Cureus. 2022 Dec 16;14(12):e32585. doi: 10.7759/cureus.32585. eCollection 2022 Dec.
Lung cancer is the leading cause of cancer-related mortality worldwide. The treatment of advanced lung cancer is improving with the development of new treatments like immune checkpoint inhibitors (ICIs) and various molecular targeted agents, which have extended overall survival (OS). However, complete remissions remain rare. The efficacy of chemotherapy is modest, which makes a complete sustained response very unlikely, especially when compared with more recent options. In this article, we report a stage IV non-small-cell lung cancer (SCLC) that achieved a complete response in 2018 with chemotherapy (cisplatin and paclitaxel) after pembrolizumab and after the patient had received radiotherapy for superior vena cava syndrome (SVCS). The patient remains in complete response as of October 2022. We hypothesized that the overlap between circulating anti-PD-1, radiotherapy, and cytotoxic agents could explain this outcome.

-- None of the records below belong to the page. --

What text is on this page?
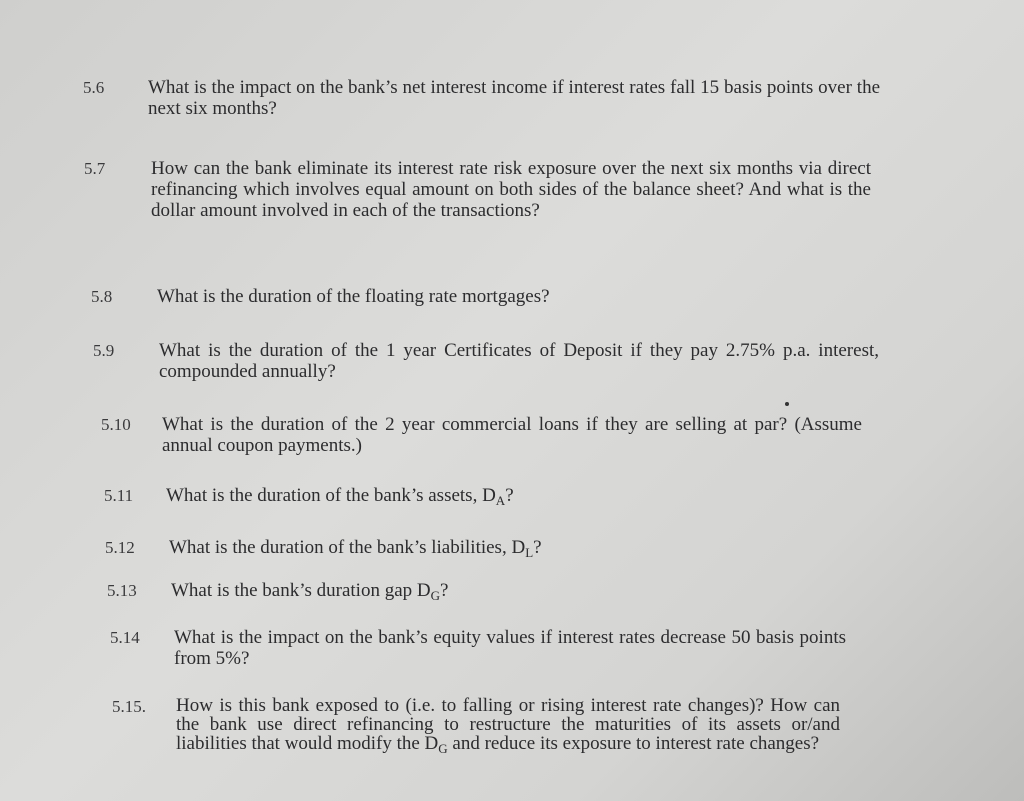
5.6	What is the impact on the bank’s net interest income if interest rates fall 15 basis points over the next six months?
5.7	How can the bank eliminate its interest rate risk exposure over the next six months via direct refinancing which involves equal amount on both sides of the balance sheet? And what is the dollar amount involved in each of the transactions?
5.8	What is the duration of the floating rate mortgages?
5.9	What is the duration of the 1 year Certificates of Deposit if they pay 2.75% p.a. interest, compounded annually?
5.10	What is the duration of the 2 year commercial loans if they are selling at par? (Assume annual coupon payments.)
5.11	What is the duration of the bank’s assets, $D_A$?
5.12	What is the duration of the bank’s liabilities, $D_L$?
5.13	What is the bank’s duration gap $D_G$?
5.14	What is the impact on the bank’s equity values if interest rates decrease 50 basis points from 5%?
5.15.	How is this bank exposed to (i.e. to falling or rising interest rate changes)? How can the bank use direct refinancing to restructure the maturities of its assets or/and liabilities that would modify the $D_G$ and reduce its exposure to interest rate changes?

肺癌是全球癌症相关死亡的主要原因。随着免疫检查点抑制剂(ICIs)和各种分子靶向药物等新疗法的发展,晚期肺癌的治疗正在改善,这些新疗法延长了总生存期(OS)。然而,完全缓解仍然很少见。化疗的疗效一般,这使得完全持续缓解的可能性非常小,尤其是与更新的治疗方案相比。在本文中,我们报告了一例IV期非小细胞肺癌(NSCLC)患者,该患者在接受帕博利珠单抗治疗后,因上腔静脉综合征(SVCS)接受放疗,之后于2018年采用化疗(顺铂和紫杉醇)实现了完全缓解。截至2022年10月,该患者仍处于完全缓解状态。我们推测循环抗PD-1、放疗和细胞毒性药物之间的重叠可能解释了这一结果。